U.S. Postal Inspector Michael Van de Putte said, "We found blank checks, check printing programs, check stock, fraudulent identifiers, bank account numbers, different fraudulent ID's//as well as an assault rifle and another side arm."

All through a search warrant executed by postal inspectors in pursuit of a huge counterfeit check ring in the Midwest.

The scam began with identity thieves gathering victims' personal information usually online. Van de Putte said, "They would send the information to Darnell Lanier to create the checks and he would send them back."

Inspectors discovered the fraudulent check ordering scam was well organized. Van de Putte said, "They would order over Facebook other social media all in code, send text messages ordering baked good from each other."

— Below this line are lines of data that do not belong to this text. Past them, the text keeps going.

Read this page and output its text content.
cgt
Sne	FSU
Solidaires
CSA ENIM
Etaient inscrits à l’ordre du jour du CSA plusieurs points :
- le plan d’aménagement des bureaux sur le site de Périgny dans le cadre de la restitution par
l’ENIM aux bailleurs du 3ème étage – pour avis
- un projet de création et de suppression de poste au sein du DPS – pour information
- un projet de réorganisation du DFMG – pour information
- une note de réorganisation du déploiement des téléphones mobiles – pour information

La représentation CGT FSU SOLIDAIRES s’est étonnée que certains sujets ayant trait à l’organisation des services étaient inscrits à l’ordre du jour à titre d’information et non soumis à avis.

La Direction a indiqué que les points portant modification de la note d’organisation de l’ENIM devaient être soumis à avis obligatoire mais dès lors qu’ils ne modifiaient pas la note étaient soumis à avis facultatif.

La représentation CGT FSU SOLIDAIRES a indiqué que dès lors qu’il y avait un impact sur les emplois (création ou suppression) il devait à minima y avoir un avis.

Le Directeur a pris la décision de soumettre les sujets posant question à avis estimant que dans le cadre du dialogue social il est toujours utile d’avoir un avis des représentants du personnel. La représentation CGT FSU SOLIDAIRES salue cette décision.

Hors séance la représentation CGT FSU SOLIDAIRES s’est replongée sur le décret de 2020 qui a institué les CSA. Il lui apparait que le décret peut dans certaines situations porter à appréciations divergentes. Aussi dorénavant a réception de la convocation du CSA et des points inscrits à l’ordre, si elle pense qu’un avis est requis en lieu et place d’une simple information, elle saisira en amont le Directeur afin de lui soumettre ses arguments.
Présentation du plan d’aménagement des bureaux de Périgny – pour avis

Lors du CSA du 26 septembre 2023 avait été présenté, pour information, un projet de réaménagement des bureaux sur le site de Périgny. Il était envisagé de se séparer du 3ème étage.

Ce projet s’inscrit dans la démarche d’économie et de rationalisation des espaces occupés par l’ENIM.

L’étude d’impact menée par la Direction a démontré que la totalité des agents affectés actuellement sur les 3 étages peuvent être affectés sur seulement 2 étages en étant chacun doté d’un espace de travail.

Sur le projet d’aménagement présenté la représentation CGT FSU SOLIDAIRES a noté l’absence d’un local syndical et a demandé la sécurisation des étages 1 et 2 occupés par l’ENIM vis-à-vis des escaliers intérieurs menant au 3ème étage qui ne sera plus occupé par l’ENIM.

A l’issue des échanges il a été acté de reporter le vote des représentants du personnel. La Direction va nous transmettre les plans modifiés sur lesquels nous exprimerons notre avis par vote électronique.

Van de Putte explained how it worked, "They would make the check in the name of one of the victims with that victims proper address in whatever state the identifiers came from and then use a fraudulent bank account number with a proper routing number from different banks//They would then print up a fake and very high quality identification and go in and cash the checks that way."

There were more than 100 victims and $250,000 in losses. Officials say if consumers fear you are identity theft victim call the credit monitoring groups: Experian, Equifax and TransUnion. Van de Putte said, "They are required to give one free credit report to anyone every year."

Darnell Lanier, the ring leader, gave inspectors a full confession and helped prosecutors in the case.

He was sentenced to five years probation and has to pay $10,000 in restitution.